Ben-Gurion University of the Negev (BGU) researchers have developed a program that automates computational personality, a field that relates to the classification of individual personality traits. The computer-supported methodology for personality profiling uses vector semantics, which involves constructing several vectors representing personality dimensions and disorders and measuring the similarity with texts written by the human subject. The BGU researchers used the program to compare President Barack Obama's State of the Union addresses from 2009 and 2014. "Both State of the Union speeches are 'assertive' and 'organized' as expected from a political leader," says BGU professor Yair Neuman. "However, the main difference in the 2014 speech is the 'loner' personality trait that appears. This dimension reveals a type of withdrawal from painful social interaction." The researchers also analyzed Khaled Mashal, the leader of Hamas. "According to the computational personality results, a man like that won't be significantly affected by injury to innocent citizens or the destruction of infrastructure because he lacks the ability to empathize," Neuman says. "For his adversaries, any attempt to simulate empathy, or to try and appeal to his emotions is a strategy doomed to fail." He notes the methodology can be applied to any leader with available texts and speeches.


KBase Harnesses Gene Data for Researchers
Federal Computer Week (09/05/14) Mark Rockwell

A large-scale computational platform developed by the U.S. Department of Energy's national research laboratories will make complex analysis of gene data more efficient and less time-consuming. The Systems Biology Knowledgebase (KBase) is an open software and data platform designed to pull available data on plants and other biological entities into a centralized repository that is more accessible for researchers. The pooled data, computational tools, and shared resources will enable researchers to conduct database searches that previously took months, and they will not need to learn how to write their own software.
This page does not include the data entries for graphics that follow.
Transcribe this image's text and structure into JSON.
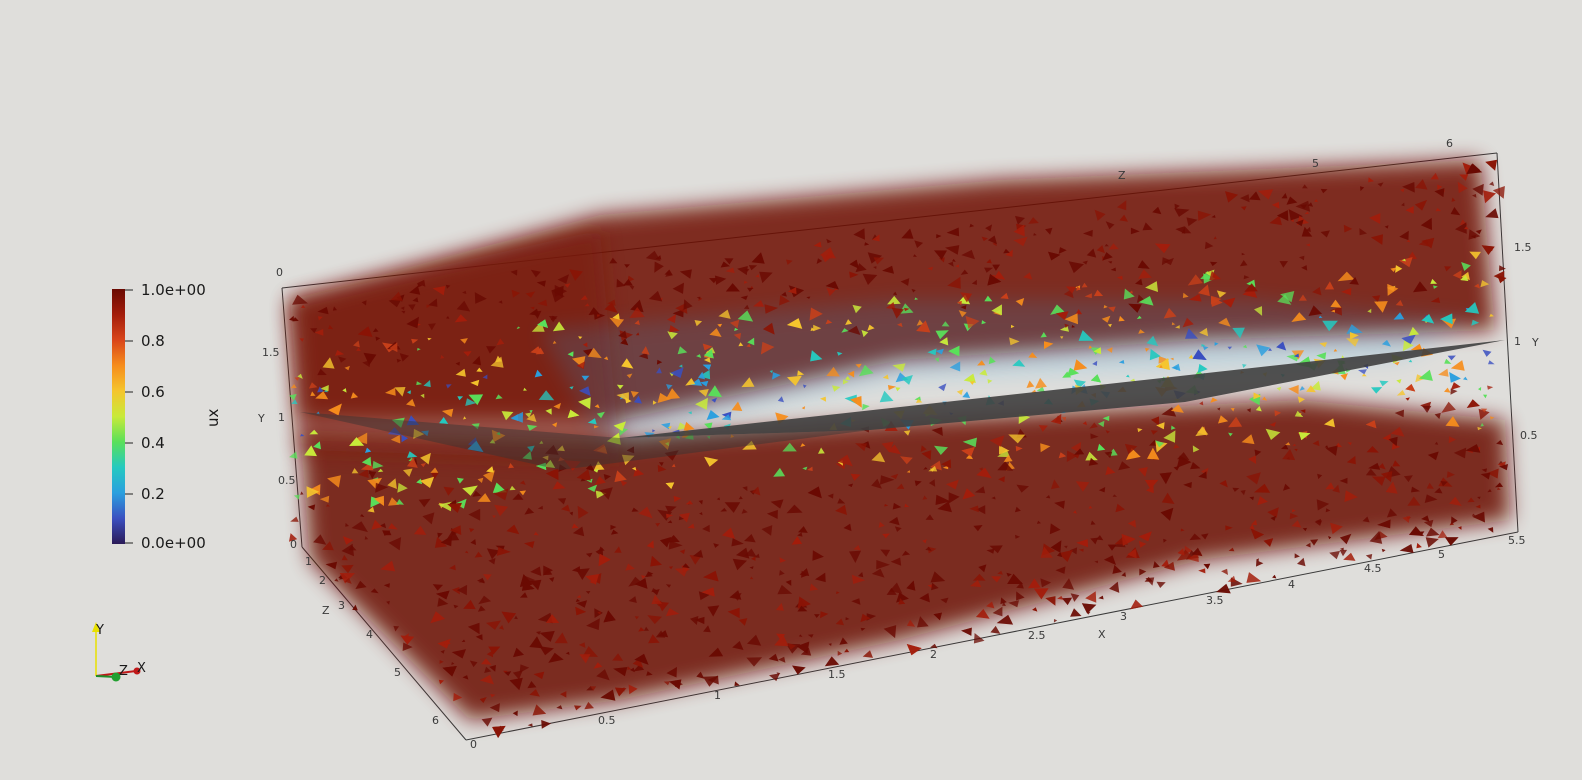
{
  "colorbar": {
    "title": "ux",
    "labels": [
      "1.0e+00",
      "0.8",
      "0.6",
      "0.4",
      "0.2",
      "0.0e+00"
    ],
    "colormap": [
      "#2b1a57",
      "#3a4fc0",
      "#2a9fdf",
      "#24c9c0",
      "#59e05a",
      "#c8ea3a",
      "#f5c52d",
      "#f68d1c",
      "#d9451a",
      "#a31d0b",
      "#6a0a02"
    ]
  },
  "axes": {
    "x_title": "X",
    "y_title": "Y",
    "z_title": "Z",
    "x_ticks": [
      "0",
      "0.5",
      "1",
      "1.5",
      "2",
      "2.5",
      "3",
      "3.5",
      "4",
      "4.5",
      "5",
      "5.5"
    ],
    "y_ticks_left": [
      "0",
      "0.5",
      "1",
      "1.5"
    ],
    "y_ticks_right": [
      "0.5",
      "1",
      "1.5"
    ],
    "z_ticks_left": [
      "1",
      "2",
      "3",
      "4",
      "5",
      "6"
    ],
    "z_ticks_top": [
      "0",
      "5",
      "6"
    ]
  },
  "orientation": {
    "x": "X",
    "y": "Y",
    "z": "Z"
  },
  "colors": {
    "background": "#dfdedb",
    "dark_red": "#6a0a02",
    "plane": "#3f3f3f",
    "axis_line": "#3a3a3a"
  }
}
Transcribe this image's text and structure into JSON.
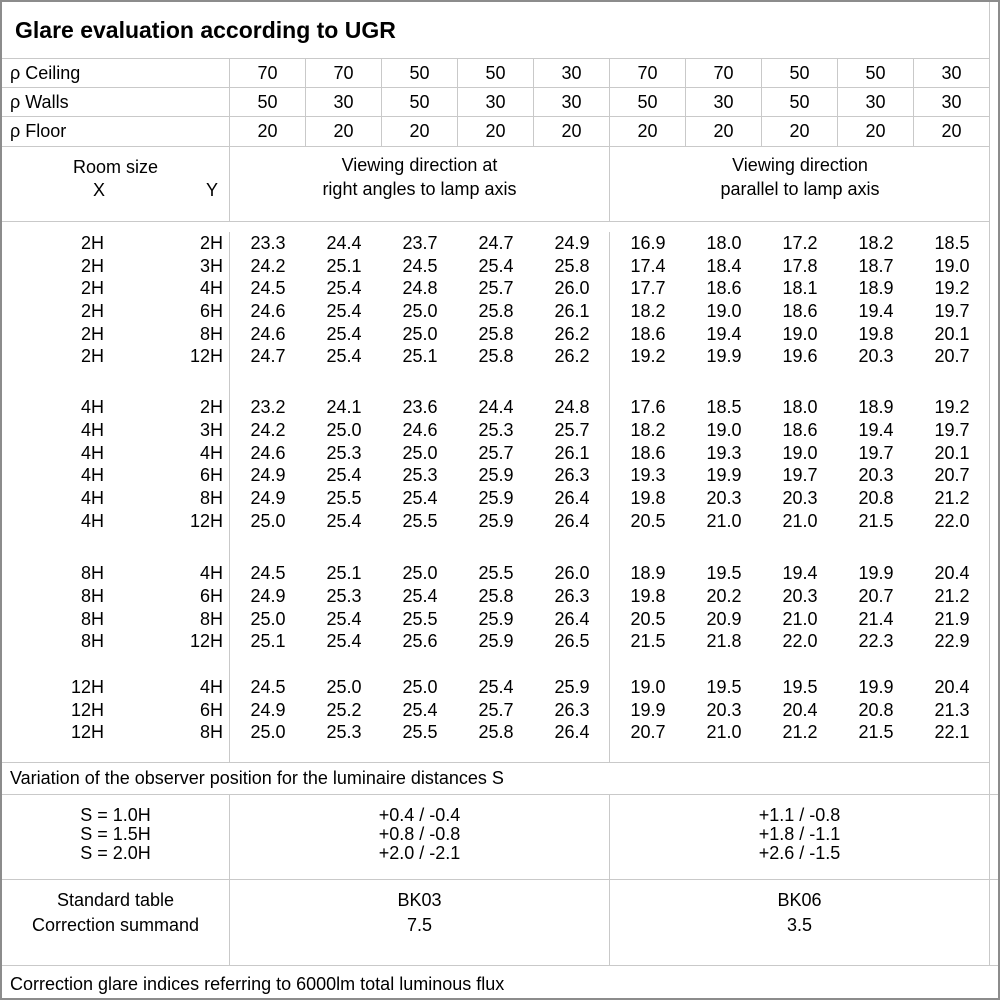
{
  "title": "Glare evaluation according to UGR",
  "reflectance_rows": [
    {
      "label": "ρ Ceiling",
      "values": [
        "70",
        "70",
        "50",
        "50",
        "30",
        "70",
        "70",
        "50",
        "50",
        "30"
      ]
    },
    {
      "label": "ρ Walls",
      "values": [
        "50",
        "30",
        "50",
        "30",
        "30",
        "50",
        "30",
        "50",
        "30",
        "30"
      ]
    },
    {
      "label": "ρ Floor",
      "values": [
        "20",
        "20",
        "20",
        "20",
        "20",
        "20",
        "20",
        "20",
        "20",
        "20"
      ]
    }
  ],
  "header": {
    "room_size_label": "Room size",
    "x_label": "X",
    "y_label": "Y",
    "right_angles_line1": "Viewing direction at",
    "right_angles_line2": "right angles to lamp axis",
    "parallel_line1": "Viewing direction",
    "parallel_line2": "parallel to lamp axis"
  },
  "ugr_blocks": [
    {
      "rows": [
        {
          "x": "2H",
          "y": "2H",
          "values": [
            "23.3",
            "24.4",
            "23.7",
            "24.7",
            "24.9",
            "16.9",
            "18.0",
            "17.2",
            "18.2",
            "18.5"
          ]
        },
        {
          "x": "2H",
          "y": "3H",
          "values": [
            "24.2",
            "25.1",
            "24.5",
            "25.4",
            "25.8",
            "17.4",
            "18.4",
            "17.8",
            "18.7",
            "19.0"
          ]
        },
        {
          "x": "2H",
          "y": "4H",
          "values": [
            "24.5",
            "25.4",
            "24.8",
            "25.7",
            "26.0",
            "17.7",
            "18.6",
            "18.1",
            "18.9",
            "19.2"
          ]
        },
        {
          "x": "2H",
          "y": "6H",
          "values": [
            "24.6",
            "25.4",
            "25.0",
            "25.8",
            "26.1",
            "18.2",
            "19.0",
            "18.6",
            "19.4",
            "19.7"
          ]
        },
        {
          "x": "2H",
          "y": "8H",
          "values": [
            "24.6",
            "25.4",
            "25.0",
            "25.8",
            "26.2",
            "18.6",
            "19.4",
            "19.0",
            "19.8",
            "20.1"
          ]
        },
        {
          "x": "2H",
          "y": "12H",
          "values": [
            "24.7",
            "25.4",
            "25.1",
            "25.8",
            "26.2",
            "19.2",
            "19.9",
            "19.6",
            "20.3",
            "20.7"
          ]
        }
      ]
    },
    {
      "rows": [
        {
          "x": "4H",
          "y": "2H",
          "values": [
            "23.2",
            "24.1",
            "23.6",
            "24.4",
            "24.8",
            "17.6",
            "18.5",
            "18.0",
            "18.9",
            "19.2"
          ]
        },
        {
          "x": "4H",
          "y": "3H",
          "values": [
            "24.2",
            "25.0",
            "24.6",
            "25.3",
            "25.7",
            "18.2",
            "19.0",
            "18.6",
            "19.4",
            "19.7"
          ]
        },
        {
          "x": "4H",
          "y": "4H",
          "values": [
            "24.6",
            "25.3",
            "25.0",
            "25.7",
            "26.1",
            "18.6",
            "19.3",
            "19.0",
            "19.7",
            "20.1"
          ]
        },
        {
          "x": "4H",
          "y": "6H",
          "values": [
            "24.9",
            "25.4",
            "25.3",
            "25.9",
            "26.3",
            "19.3",
            "19.9",
            "19.7",
            "20.3",
            "20.7"
          ]
        },
        {
          "x": "4H",
          "y": "8H",
          "values": [
            "24.9",
            "25.5",
            "25.4",
            "25.9",
            "26.4",
            "19.8",
            "20.3",
            "20.3",
            "20.8",
            "21.2"
          ]
        },
        {
          "x": "4H",
          "y": "12H",
          "values": [
            "25.0",
            "25.4",
            "25.5",
            "25.9",
            "26.4",
            "20.5",
            "21.0",
            "21.0",
            "21.5",
            "22.0"
          ]
        }
      ]
    },
    {
      "rows": [
        {
          "x": "8H",
          "y": "4H",
          "values": [
            "24.5",
            "25.1",
            "25.0",
            "25.5",
            "26.0",
            "18.9",
            "19.5",
            "19.4",
            "19.9",
            "20.4"
          ]
        },
        {
          "x": "8H",
          "y": "6H",
          "values": [
            "24.9",
            "25.3",
            "25.4",
            "25.8",
            "26.3",
            "19.8",
            "20.2",
            "20.3",
            "20.7",
            "21.2"
          ]
        },
        {
          "x": "8H",
          "y": "8H",
          "values": [
            "25.0",
            "25.4",
            "25.5",
            "25.9",
            "26.4",
            "20.5",
            "20.9",
            "21.0",
            "21.4",
            "21.9"
          ]
        },
        {
          "x": "8H",
          "y": "12H",
          "values": [
            "25.1",
            "25.4",
            "25.6",
            "25.9",
            "26.5",
            "21.5",
            "21.8",
            "22.0",
            "22.3",
            "22.9"
          ]
        }
      ]
    },
    {
      "rows": [
        {
          "x": "12H",
          "y": "4H",
          "values": [
            "24.5",
            "25.0",
            "25.0",
            "25.4",
            "25.9",
            "19.0",
            "19.5",
            "19.5",
            "19.9",
            "20.4"
          ]
        },
        {
          "x": "12H",
          "y": "6H",
          "values": [
            "24.9",
            "25.2",
            "25.4",
            "25.7",
            "26.3",
            "19.9",
            "20.3",
            "20.4",
            "20.8",
            "21.3"
          ]
        },
        {
          "x": "12H",
          "y": "8H",
          "values": [
            "25.0",
            "25.3",
            "25.5",
            "25.8",
            "26.4",
            "20.7",
            "21.0",
            "21.2",
            "21.5",
            "22.1"
          ]
        }
      ]
    }
  ],
  "variation_note": "Variation of the observer position for the luminaire distances S",
  "spacing_section": {
    "rows": [
      {
        "label": "S = 1.0H",
        "right_angles": "+0.4 / -0.4",
        "parallel": "+1.1 / -0.8"
      },
      {
        "label": "S = 1.5H",
        "right_angles": "+0.8 / -0.8",
        "parallel": "+1.8 / -1.1"
      },
      {
        "label": "S = 2.0H",
        "right_angles": "+2.0 / -2.1",
        "parallel": "+2.6 / -1.5"
      }
    ]
  },
  "standard_section": {
    "rows": [
      {
        "label": "Standard table",
        "right_angles": "BK03",
        "parallel": "BK06"
      },
      {
        "label": "Correction summand",
        "right_angles": "7.5",
        "parallel": "3.5"
      }
    ]
  },
  "footer_note": "Correction glare indices referring to 6000lm total luminous flux",
  "colors": {
    "background": "#ffffff",
    "text": "#000000",
    "grid_line": "#c9c9c9",
    "outer_border": "#8c8c8c"
  }
}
The cooperative environment facilitates sharing and feedback among researchers so the programs, tools, and annotation of datasets can improve with other users' input. The labs are moving KBase from a scientific pilot phase to a production phase and will gradually expand from the limited functionality available now. Officials are encouraging researchers to upload their data and programs to KBase so other users can mine them. "KBase allows research groups to share and analyze data generated by their project, put it into context with data generated by other groups, and ultimately come to a much better quantitative understanding of their results," says the Brookhaven National Laboratory's Sergei Maslov.


China Develops Facial Recognition Payment System With Near-Perfect Accuracy
ZDNet (09/08/14) Liu Jiayi

The Chinese Academy of Science (CAS) plans to unveil a face-recognition payment application with near-perfect accuracy next year. The app is designed to link with a bank account or credit card, and takes only one second to identify the payer, according to CAS Chongqing Green Technology Research Institute director Zhou Xi. Consumers will be able to use the app for online shopping, but the research institute also is working to develop similar face-recognition devices for physical payments made at brick-and-mortar retailers. The app will make use of the world's largest database of Asian faces, which has more than 50 million records. Zhou says the app's data-collecting technology can simultaneously gather facial information from 91 different angles. He also notes the system scored the highest accuracy, 99.8 percent, according to a Carnegie Mellon University international standard, surpassing its predecessor's high of 97.6 percent. The facial-recognition system already has been used at border controls and attendance machines. Zhou says the algorithm will be very reliable, and can identify scanned faces as either real ones or a held-up photo or video. The system also features online learning abilities, and will automatically study the subject's shifting characteristics, thus preventing weight changes from affecting the results, for example.